Am Samstagmorgen um 08:21 Uhr gibt es noch einige freie Plätze im NRW-Express nach Paderborn. Eine Vierersitzkombination steht ganz für mich allein zur Verfügung. Hurra, ich setze mich ans Fenster und freue mich auf eine ruhige Fahrt.
Ein naiver Trugschluss. Ich hätte es besser wissen müssen, denn natürlich steigen schon am Flughafen Düsseldorf jede Menge Leute ein. Und in Duisburg erst.
Da ist es vorbei mit der morgendlichen Idylle, der Großraumwagen füllt sich. Ein besonders kleiner Inder setzt sich neben mich an den Gang. Dann folgen zwei junge, für einen Samstagmorgen sehr aufwendig gestylte Damen mit sehr viel Gepäck. Da es kaum Stauraum gibt und in das Fach über unseren Sitzen nur Jacken und winzige Einkaufstüten passen, verteilen sie ihre Reisetaschen unter ihrem Sitz und zwischen ihren Beinen. Auch eine Frau, deren Beinlänge nicht der von Ex-Topmodel Nadja Auermann gleichkommt, gerät unwillkürlich in eine ungewohnte Sitzhaltung, die der eines Affen auf einem Schleifstein entspricht. Sogar der ca. 1,52 m kleine Mann rechts neben mir muss eine neue Position einnehmen. Weil seine Füßchen auf dem Boden keinen Platz mehr finden (da steht ein Karton mit der Aufschrift ESPRIT), setzt er sich schräg, Beinchen in den Gang, Popöchen auf meinen Sitz, also mehr so auf meinem Schoß.
Habe ich Ihnen schon erzählt, dass ich mit zunehmendem Alter verstärkt unter Klaustrophobie leide? Leider gibt es gerade keine Ausweichmöglichkeit, der ganze Wagen ist voll.

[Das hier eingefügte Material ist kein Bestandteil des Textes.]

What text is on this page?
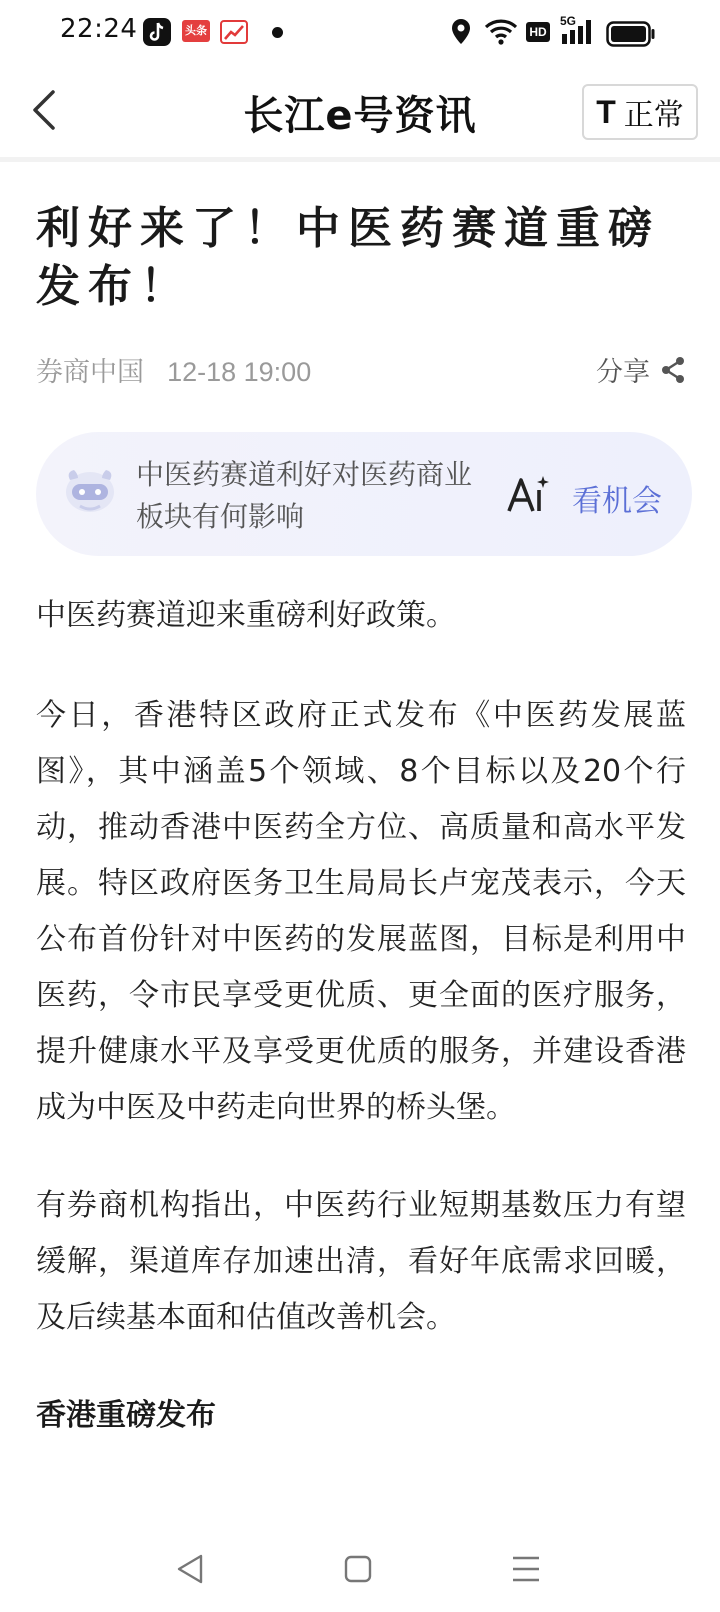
22:24	头条	HD
5G
长江e号资讯	T 正常
利好来了！中医药赛道重磅发布！
券商中国 12-18 19:00	分享
中医药赛道利好对医药商业板块有何影响	看机会

中医药赛道迎来重磅利好政策。

今日，香港特区政府正式发布《中医药发展蓝图》，其中涵盖5个领域、8个目标以及20个行动，推动香港中医药全方位、高质量和高水平发展。特区政府医务卫生局局长卢宠茂表示，今天公布首份针对中医药的发展蓝图，目标是利用中医药，令市民享受更优质、更全面的医疗服务，提升健康水平及享受更优质的服务，并建设香港成为中医及中药走向世界的桥头堡。

有券商机构指出，中医药行业短期基数压力有望缓解，渠道库存加速出清，看好年底需求回暖，及后续基本面和估值改善机会。

香港重磅发布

Ich versuche, den Frauen Anfang zwanzig einen strengen Blick zuzuwerfen, denn ich mache immer mehr Zugeständnisse, was die Bequemlichkeit angeht, dabei bin ich die größte (und vermutlich auch schwerste) Person in dieser Viererkonstellation. Und überhaupt: Ich saß ZUERST hier!
Innerlich grummele ich über den zunehmenden Egoismus in unserer Gesellschaft. Nimmt denn niemand mehr Rücksicht auf den anderen? Die Pumps der Frau gegenüber machen es sich auf meinen Boots bequem. Die stark geschminkte und mit dem Glätteisen bearbeitete Dame interessiert sich nicht für mich und mein Wohlbefinden, sie hat mit ihrer Freundin etwas Wichtiges zu bereden.
"Deine Nägel sehen total schön aus!" ruft sie begeistert. Meine Neugier zwingt mich kurz herüberzuschielen, und ich schaue auf künstliche Fingernägel, die mit unterschiedlichen Mustern und Farben bepinselt sind. "Nee, ich bin total nicht zufrieden. Ich habe der gesagt, dass ich mehr gold drauf haben will." Ich blicke kurz auf meine Nägel, die normalerweise hübsch aussehen und in natürlichen Rosétönen lackiert sind. Gestern habe ich aber mit Scheuermittel und ohne Handschuhe das Bad geputzt. Naja.
Ich versuche mich, auf den Inhalt des von mir sehr geschätzten Bahnmagazins mobil zu konzentrieren, was mir erstens nicht gelingt, weil ich vom Titel mit Florian David Fitz davon abgehalten werde, die Zeitschrift überhaupt erst zu öffnen.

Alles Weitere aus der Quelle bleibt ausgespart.